Pfizer adjusted its business lines in China on July 26 this year, and the hematology, tumor and rare disease teams were merged into Pfizer China Hospital Acute Care Business Unit (HBU). The changes of multinational pharmaceutical companies in China are inseparable from their global strategies. In 2019, Pfizer announced that it would merge its patent-expired brands and generic drug business units, Upjohn, with Mylan. Since then, Pfizer has divested several of its generic drugs and focused on innovative drugs. Back to China, in March 2021, Pfizer announced that it would stop producing biosimilars in China and sell its biopharmaceutical base in Hangzhou to Wuxi WuXi Biologics.
Johnson & Johnson, which adjusted its business this time, has faced considerable challenges in the past few years. The centralized procurement almost affected multiple business departments such as Johnson & Johnson's orthopedics, surgery, ophthalmology, and cardiovascular. Under the changes in the global market, Johnson & Johnson China is also constantly adjusting.

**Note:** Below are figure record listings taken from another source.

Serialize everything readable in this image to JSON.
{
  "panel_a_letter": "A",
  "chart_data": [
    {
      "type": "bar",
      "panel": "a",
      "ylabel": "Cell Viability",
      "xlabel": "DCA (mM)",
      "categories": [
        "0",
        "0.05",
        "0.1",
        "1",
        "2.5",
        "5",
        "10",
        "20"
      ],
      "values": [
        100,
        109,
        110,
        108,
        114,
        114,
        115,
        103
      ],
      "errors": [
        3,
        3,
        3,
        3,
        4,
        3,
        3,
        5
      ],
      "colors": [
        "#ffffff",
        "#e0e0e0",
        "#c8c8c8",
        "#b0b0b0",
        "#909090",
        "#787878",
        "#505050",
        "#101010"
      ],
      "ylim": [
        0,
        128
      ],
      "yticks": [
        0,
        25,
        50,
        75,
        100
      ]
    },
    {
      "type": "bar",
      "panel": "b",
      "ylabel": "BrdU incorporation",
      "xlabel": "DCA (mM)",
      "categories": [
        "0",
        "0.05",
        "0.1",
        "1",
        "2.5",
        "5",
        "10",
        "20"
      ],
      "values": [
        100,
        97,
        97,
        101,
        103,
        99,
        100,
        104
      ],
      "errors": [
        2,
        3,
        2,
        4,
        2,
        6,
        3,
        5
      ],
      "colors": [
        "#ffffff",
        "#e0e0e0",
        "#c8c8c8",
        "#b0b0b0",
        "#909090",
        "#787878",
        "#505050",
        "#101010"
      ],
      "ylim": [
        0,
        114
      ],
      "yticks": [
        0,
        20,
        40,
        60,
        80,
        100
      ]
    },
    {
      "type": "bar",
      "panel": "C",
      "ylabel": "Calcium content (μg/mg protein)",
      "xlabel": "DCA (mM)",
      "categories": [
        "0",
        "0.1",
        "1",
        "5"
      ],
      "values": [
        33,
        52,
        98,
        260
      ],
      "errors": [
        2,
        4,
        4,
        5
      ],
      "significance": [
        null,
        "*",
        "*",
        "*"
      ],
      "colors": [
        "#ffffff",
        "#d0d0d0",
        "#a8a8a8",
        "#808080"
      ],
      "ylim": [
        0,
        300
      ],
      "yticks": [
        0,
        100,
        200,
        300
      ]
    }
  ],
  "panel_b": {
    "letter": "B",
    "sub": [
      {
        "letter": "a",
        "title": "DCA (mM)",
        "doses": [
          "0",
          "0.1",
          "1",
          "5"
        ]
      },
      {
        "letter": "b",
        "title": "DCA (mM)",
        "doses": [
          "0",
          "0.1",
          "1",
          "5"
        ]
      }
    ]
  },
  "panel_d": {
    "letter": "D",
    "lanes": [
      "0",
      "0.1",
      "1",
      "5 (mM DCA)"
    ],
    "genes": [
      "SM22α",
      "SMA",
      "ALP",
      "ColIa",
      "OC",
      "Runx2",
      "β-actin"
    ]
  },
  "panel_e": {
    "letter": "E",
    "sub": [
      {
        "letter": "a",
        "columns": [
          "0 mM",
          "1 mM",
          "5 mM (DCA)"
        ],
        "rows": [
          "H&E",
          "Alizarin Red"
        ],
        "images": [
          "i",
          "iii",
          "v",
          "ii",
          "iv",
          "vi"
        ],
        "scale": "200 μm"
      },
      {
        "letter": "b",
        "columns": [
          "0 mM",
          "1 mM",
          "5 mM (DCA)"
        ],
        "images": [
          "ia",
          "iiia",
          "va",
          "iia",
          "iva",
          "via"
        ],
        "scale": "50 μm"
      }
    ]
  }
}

Since March this year, Johnson & Johnson's senior management in China has changed frequently. In March, Johnson & Johnson announced the new candidate for the general manager of the surgical division in China; in April, Song Weiqun, chairman of Johnson & Johnson China and president of Johnson & Johnson Medical Technology China, resigned.

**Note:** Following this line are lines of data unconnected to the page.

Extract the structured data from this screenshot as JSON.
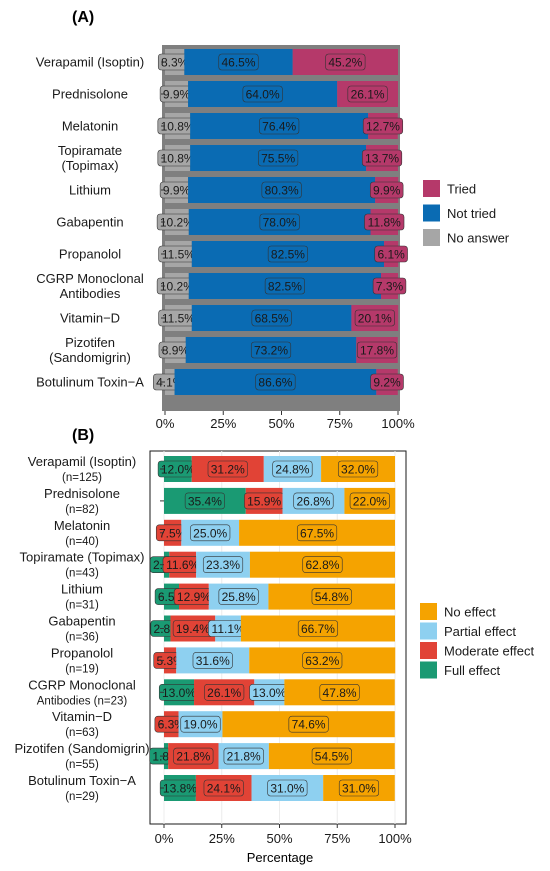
{
  "chart_data": [
    {
      "type": "bar",
      "orientation": "horizontal",
      "stacked": true,
      "panel_label": "(A)",
      "categories": [
        "Verapamil (Isoptin)",
        "Prednisolone",
        "Melatonin",
        "Topiramate (Topimax)",
        "Lithium",
        "Gabapentin",
        "Propanolol",
        "CGRP Monoclonal Antibodies",
        "Vitamin−D",
        "Pizotifen (Sandomigrin)",
        "Botulinum Toxin−A"
      ],
      "category_lines": [
        [
          "Verapamil (Isoptin)"
        ],
        [
          "Prednisolone"
        ],
        [
          "Melatonin"
        ],
        [
          "Topiramate",
          "(Topimax)"
        ],
        [
          "Lithium"
        ],
        [
          "Gabapentin"
        ],
        [
          "Propanolol"
        ],
        [
          "CGRP Monoclonal",
          "Antibodies"
        ],
        [
          "Vitamin−D"
        ],
        [
          "Pizotifen",
          "(Sandomigrin)"
        ],
        [
          "Botulinum Toxin−A"
        ]
      ],
      "series": [
        {
          "name": "No answer",
          "color": "#a6a6a6",
          "values": [
            8.3,
            9.9,
            10.8,
            10.8,
            9.9,
            10.2,
            11.5,
            10.2,
            11.5,
            8.9,
            4.1
          ]
        },
        {
          "name": "Not tried",
          "color": "#0a6bb3",
          "values": [
            46.5,
            64.0,
            76.4,
            75.5,
            80.3,
            78.0,
            82.5,
            82.5,
            68.5,
            73.2,
            86.6
          ]
        },
        {
          "name": "Tried",
          "color": "#b5396a",
          "values": [
            45.2,
            26.1,
            12.7,
            13.7,
            9.9,
            11.8,
            6.1,
            7.3,
            20.1,
            17.8,
            9.2
          ]
        }
      ],
      "value_labels": [
        [
          "8.3%",
          "46.5%",
          "45.2%"
        ],
        [
          "9.9%",
          "64.0%",
          "26.1%"
        ],
        [
          "10.8%",
          "76.4%",
          "12.7%"
        ],
        [
          "10.8%",
          "75.5%",
          "13.7%"
        ],
        [
          "9.9%",
          "80.3%",
          "9.9%"
        ],
        [
          "10.2%",
          "78.0%",
          "11.8%"
        ],
        [
          "11.5%",
          "82.5%",
          "6.1%"
        ],
        [
          "10.2%",
          "82.5%",
          "7.3%"
        ],
        [
          "11.5%",
          "68.5%",
          "20.1%"
        ],
        [
          "8.9%",
          "73.2%",
          "17.8%"
        ],
        [
          "4.1%",
          "86.6%",
          "9.2%"
        ]
      ],
      "legend_order": [
        "Tried",
        "Not tried",
        "No answer"
      ],
      "legend_position": "right",
      "xlim": [
        0,
        100
      ],
      "xticks": [
        "0%",
        "25%",
        "50%",
        "75%",
        "100%"
      ],
      "xlabel": "",
      "background": "#7f7f7f"
    },
    {
      "type": "bar",
      "orientation": "horizontal",
      "stacked": true,
      "panel_label": "(B)",
      "categories": [
        "Verapamil (Isoptin)",
        "Prednisolone",
        "Melatonin",
        "Topiramate (Topimax)",
        "Lithium",
        "Gabapentin",
        "Propanolol",
        "CGRP Monoclonal Antibodies",
        "Vitamin−D",
        "Pizotifen (Sandomigrin)",
        "Botulinum Toxin−A"
      ],
      "category_lines": [
        [
          "Verapamil (Isoptin)",
          "(n=125)"
        ],
        [
          "Prednisolone",
          "(n=82)"
        ],
        [
          "Melatonin",
          "(n=40)"
        ],
        [
          "Topiramate (Topimax)",
          "(n=43)"
        ],
        [
          "Lithium",
          "(n=31)"
        ],
        [
          "Gabapentin",
          "(n=36)"
        ],
        [
          "Propanolol",
          "(n=19)"
        ],
        [
          "CGRP Monoclonal",
          "Antibodies (n=23)"
        ],
        [
          "Vitamin−D",
          "(n=63)"
        ],
        [
          "Pizotifen (Sandomigrin)",
          "(n=55)"
        ],
        [
          "Botulinum Toxin−A",
          "(n=29)"
        ]
      ],
      "series": [
        {
          "name": "Full effect",
          "color": "#1a9a73",
          "values": [
            12.0,
            35.4,
            0.0,
            2.3,
            6.5,
            2.8,
            0.0,
            13.0,
            0.0,
            1.8,
            13.8
          ]
        },
        {
          "name": "Moderate effect",
          "color": "#e14336",
          "values": [
            31.2,
            15.9,
            7.5,
            11.6,
            12.9,
            19.4,
            5.3,
            26.1,
            6.3,
            21.8,
            24.1
          ]
        },
        {
          "name": "Partial effect",
          "color": "#8ed0f0",
          "values": [
            24.8,
            26.8,
            25.0,
            23.3,
            25.8,
            11.1,
            31.6,
            13.0,
            19.0,
            21.8,
            31.0
          ]
        },
        {
          "name": "No effect",
          "color": "#f5a300",
          "values": [
            32.0,
            22.0,
            67.5,
            62.8,
            54.8,
            66.7,
            63.2,
            47.8,
            74.6,
            54.5,
            31.0
          ]
        }
      ],
      "value_labels": [
        [
          "12.0%",
          "31.2%",
          "24.8%",
          "32.0%"
        ],
        [
          "35.4%",
          "15.9%",
          "26.8%",
          "22.0%"
        ],
        [
          null,
          "7.5%",
          "25.0%",
          "67.5%"
        ],
        [
          "2.3%",
          "11.6%",
          "23.3%",
          "62.8%"
        ],
        [
          "6.5%",
          "12.9%",
          "25.8%",
          "54.8%"
        ],
        [
          "2.8%",
          "19.4%",
          "11.1%",
          "66.7%"
        ],
        [
          null,
          "5.3%",
          "31.6%",
          "63.2%"
        ],
        [
          "13.0%",
          "26.1%",
          "13.0%",
          "47.8%"
        ],
        [
          null,
          "6.3%",
          "19.0%",
          "74.6%"
        ],
        [
          "1.8%",
          "21.8%",
          "21.8%",
          "54.5%"
        ],
        [
          "13.8%",
          "24.1%",
          "31.0%",
          "31.0%"
        ]
      ],
      "legend_order": [
        "No effect",
        "Partial effect",
        "Moderate effect",
        "Full effect"
      ],
      "legend_position": "right",
      "xlim": [
        0,
        100
      ],
      "xticks": [
        "0%",
        "25%",
        "50%",
        "75%",
        "100%"
      ],
      "xlabel": "Percentage",
      "background": "#ffffff"
    }
  ]
}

The 2024 semi-annual report shows that Johnson & Johnson's revenue is about US$43.83 billion, a year-on-year increase of 3.3%, of which innovative drug revenue is US$28.052 billion, a year-on-year increase of 3.3%; medical technology revenue is US$15.778 billion, a year-on-year increase of 3.3%. Innovative drugs account for the majority of Johnson & Johnson's performance. However, judging from its mergers and acquisitions, its layout in the medical device business is gradually increasing.